To explicitly answer your question, the editor should not crash when exiting PIE. As I mentioned, I can only speculate that this is what is happening without the crash logs. If adding the if() check does not prevent the crash, please provide the logs along with reproduction step for me to setup a small project locally or provide a small sample project that demonstrates the crash.

Hey -

Based on the lines of code provided, it appears to be the SetInputMode call that contains a GetWorld(). It sound to me like what is happening is that when you exit PIE the game viewport, which is itself a widget, gets destroyed which then calls your code above. Since the viewport has already been destoryed, this is why the GetWorld fails (without seeing the crash logs I can only guess this is what is happening). Adding an if(GetWorld()) before SetInputMode(NewInputMode); should ensure that the world exists before trying to change input focus and should prevent the crash on exit.

Cheers

As I said:

"I was able to prevent this by setting a flag when exiting the application and performing a check for that flag before triggering the focus change.

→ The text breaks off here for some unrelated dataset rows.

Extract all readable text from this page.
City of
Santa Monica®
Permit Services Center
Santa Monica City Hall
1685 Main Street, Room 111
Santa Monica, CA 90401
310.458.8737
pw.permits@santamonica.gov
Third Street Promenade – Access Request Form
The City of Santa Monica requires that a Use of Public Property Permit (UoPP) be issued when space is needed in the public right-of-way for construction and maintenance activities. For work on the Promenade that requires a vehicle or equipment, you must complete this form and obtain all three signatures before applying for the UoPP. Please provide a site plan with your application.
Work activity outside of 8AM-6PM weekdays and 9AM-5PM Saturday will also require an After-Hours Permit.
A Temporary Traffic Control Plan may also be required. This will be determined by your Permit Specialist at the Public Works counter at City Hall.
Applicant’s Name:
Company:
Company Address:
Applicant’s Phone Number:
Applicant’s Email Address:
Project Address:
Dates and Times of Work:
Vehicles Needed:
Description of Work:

Should a request for focus change when the game is shutting down cause a fatal error?"

I.E. - Requesting focus change during game shut down causes a fatal error - is this appropriate behavior? I’m not asking if PIE should crash on exit generically, of course it shouldn’t. I’m questioning the decision to throw a fatal exception here and in this case and with this messaging.

Rather than failing out with a cryptic, generic error message, I suggest adding the GetWorld check within the focus request and a helpful warning/error message if it fails.

In my experience, UE4 error messaging is often unhelpful or outright misleading, manifesting as a very generic message (e.g. “!IsInvalid()”) and a line number within a generic data type (e.g. TSharedPtr) that could be coming from any number of locations within the code. This could be ameliorated with more helpful messages further up the pipeline - and since the error checking is often performed as a macro that doesn’t manifest itself within shipping code, there is no performance penalty; but there could be great productivity benefit.

I began having this crash after enabling the Replay Tracks plugin. It crashed every time I closed a widget blueprint window.